国土地理院が提供している避難所データには、以下のような表示がされますので、確認するときの参考にしてください。

出典:国土地理院

 インバウンドが増えていることや東京五輪があるということで災害関係のピクトグラムをようやく統一する気になったようですが、一度表示したものはなかなか変わることはありません。
 中には両方併記している避難所もあるみたいですが、いずれにしてもわかりやすい表示で避難者が迷わないようにしてあるといいなと思います。

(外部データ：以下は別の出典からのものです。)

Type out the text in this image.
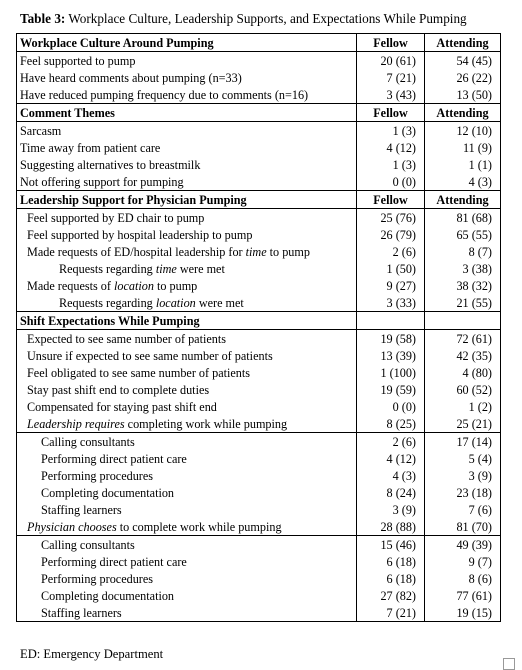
Table 3: Workplace Culture, Leadership Supports, and Expectations While Pumping
Workplace Culture Around Pumping	Fellow	Attending
Feel supported to pump	20 (61)	54 (45)
Have heard comments about pumping (n=33)	7 (21)	26 (22)
Have reduced pumping frequency due to comments (n=16)	3 (43)	13 (50)
Comment Themes	Fellow	Attending
Sarcasm	1 (3)	12 (10)
Time away from patient care	4 (12)	11 (9)
Suggesting alternatives to breastmilk	1 (3)	1 (1)
Not offering support for pumping	0 (0)	4 (3)
Leadership Support for Physician Pumping	Fellow	Attending
Feel supported by ED chair to pump	25 (76)	81 (68)
Feel supported by hospital leadership to pump	26 (79)	65 (55)
Made requests of ED/hospital leadership for time to pump	2 (6)	8 (7)
Requests regarding time were met	1 (50)	3 (38)
Made requests of location to pump	9 (27)	38 (32)
Requests regarding location were met	3 (33)	21 (55)
Shift Expectations While Pumping		
Expected to see same number of patients	19 (58)	72 (61)
Unsure if expected to see same number of patients	13 (39)	42 (35)
Feel obligated to see same number of patients	1 (100)	4 (80)
Stay past shift end to complete duties	19 (59)	60 (52)
Compensated for staying past shift end	0 (0)	1 (2)
Leadership requires completing work while pumping	8 (25)	25 (21)
Calling consultants	2 (6)	17 (14)
Performing direct patient care	4 (12)	5 (4)
Performing procedures	4 (3)	3 (9)
Completing documentation	8 (24)	23 (18)
Staffing learners	3 (9)	7 (6)
Physician chooses to complete work while pumping	28 (88)	81 (70)
Calling consultants	15 (46)	49 (39)
Performing direct patient care	6 (18)	9 (7)
Performing procedures	6 (18)	8 (6)
Completing documentation	27 (82)	77 (61)
Staffing learners	7 (21)	19 (15)
ED: Emergency Department
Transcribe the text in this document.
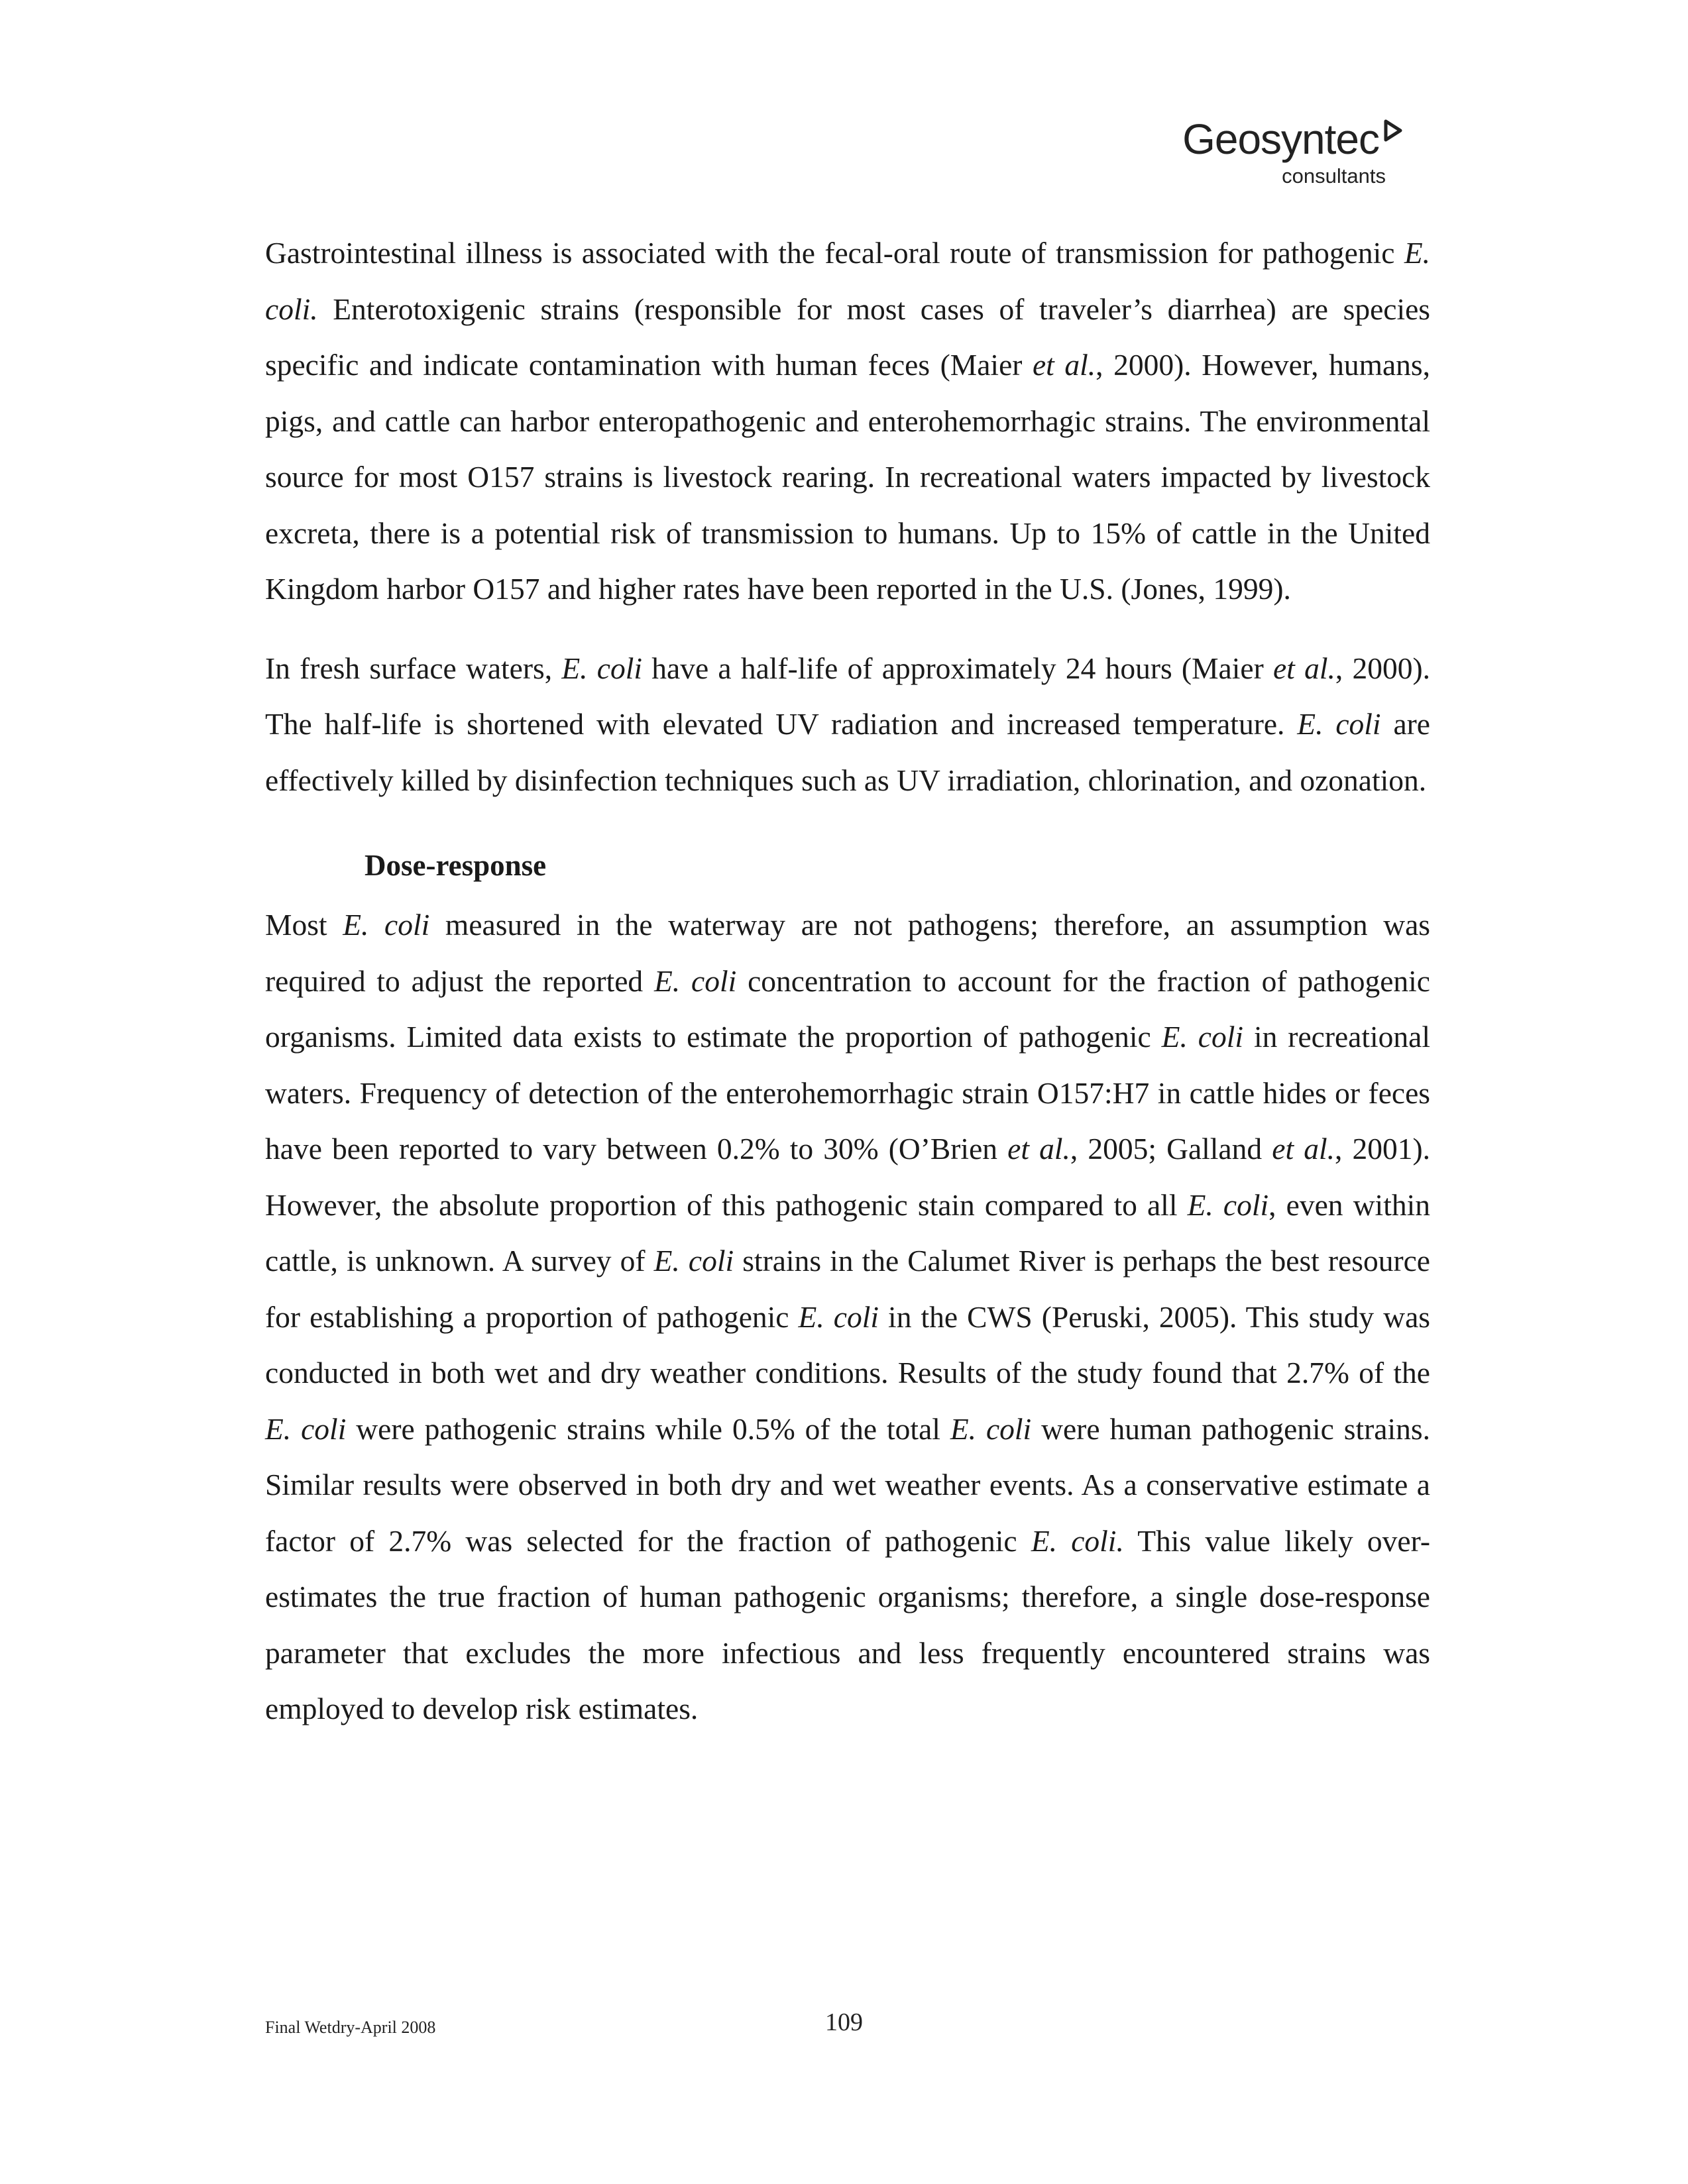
Geosyntec
consultants

Gastrointestinal illness is associated with the fecal-oral route of transmission for pathogenic E. coli. Enterotoxigenic strains (responsible for most cases of traveler’s diarrhea) are species specific and indicate contamination with human feces (Maier et al., 2000). However, humans, pigs, and cattle can harbor enteropathogenic and enterohemorrhagic strains. The environmental source for most O157 strains is livestock rearing. In recreational waters impacted by livestock excreta, there is a potential risk of transmission to humans. Up to 15% of cattle in the United Kingdom harbor O157 and higher rates have been reported in the U.S. (Jones, 1999).

In fresh surface waters, E. coli have a half-life of approximately 24 hours (Maier et al., 2000). The half-life is shortened with elevated UV radiation and increased temperature. E. coli are effectively killed by disinfection techniques such as UV irradiation, chlorination, and ozonation.

Dose-response

Most E. coli measured in the waterway are not pathogens; therefore, an assumption was required to adjust the reported E. coli concentration to account for the fraction of pathogenic organisms. Limited data exists to estimate the proportion of pathogenic E. coli in recreational waters. Frequency of detection of the enterohemorrhagic strain O157:H7 in cattle hides or feces have been reported to vary between 0.2% to 30% (O’Brien et al., 2005; Galland et al., 2001). However, the absolute proportion of this pathogenic stain compared to all E. coli, even within cattle, is unknown. A survey of E. coli strains in the Calumet River is perhaps the best resource for establishing a proportion of pathogenic E. coli in the CWS (Peruski, 2005). This study was conducted in both wet and dry weather conditions. Results of the study found that 2.7% of the E. coli were pathogenic strains while 0.5% of the total E. coli were human pathogenic strains. Similar results were observed in both dry and wet weather events. As a conservative estimate a factor of 2.7% was selected for the fraction of pathogenic E. coli. This value likely over-estimates the true fraction of human pathogenic organisms; therefore, a single dose-response parameter that excludes the more infectious and less frequently encountered strains was employed to develop risk estimates.

Final Wetdry-April 2008	109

 そういえば、今日のニュースで避難所で使うピクトグラムについて学生さんが作ったものが大阪市東淀川区で正式採用されたというニュースがありました。日本語の読めない人たちでも避難所に避難してくれば中のどんな場所で何が行われているのかがわかるようなわかりやすいピクトグラムとのことなので、標準化していけばいいなと思っています。
 ちなみに当研究所のある市では、一部地域を除いて災害関係の表示をみることはありません。といいますか、そもそも表示がされていないような・・・。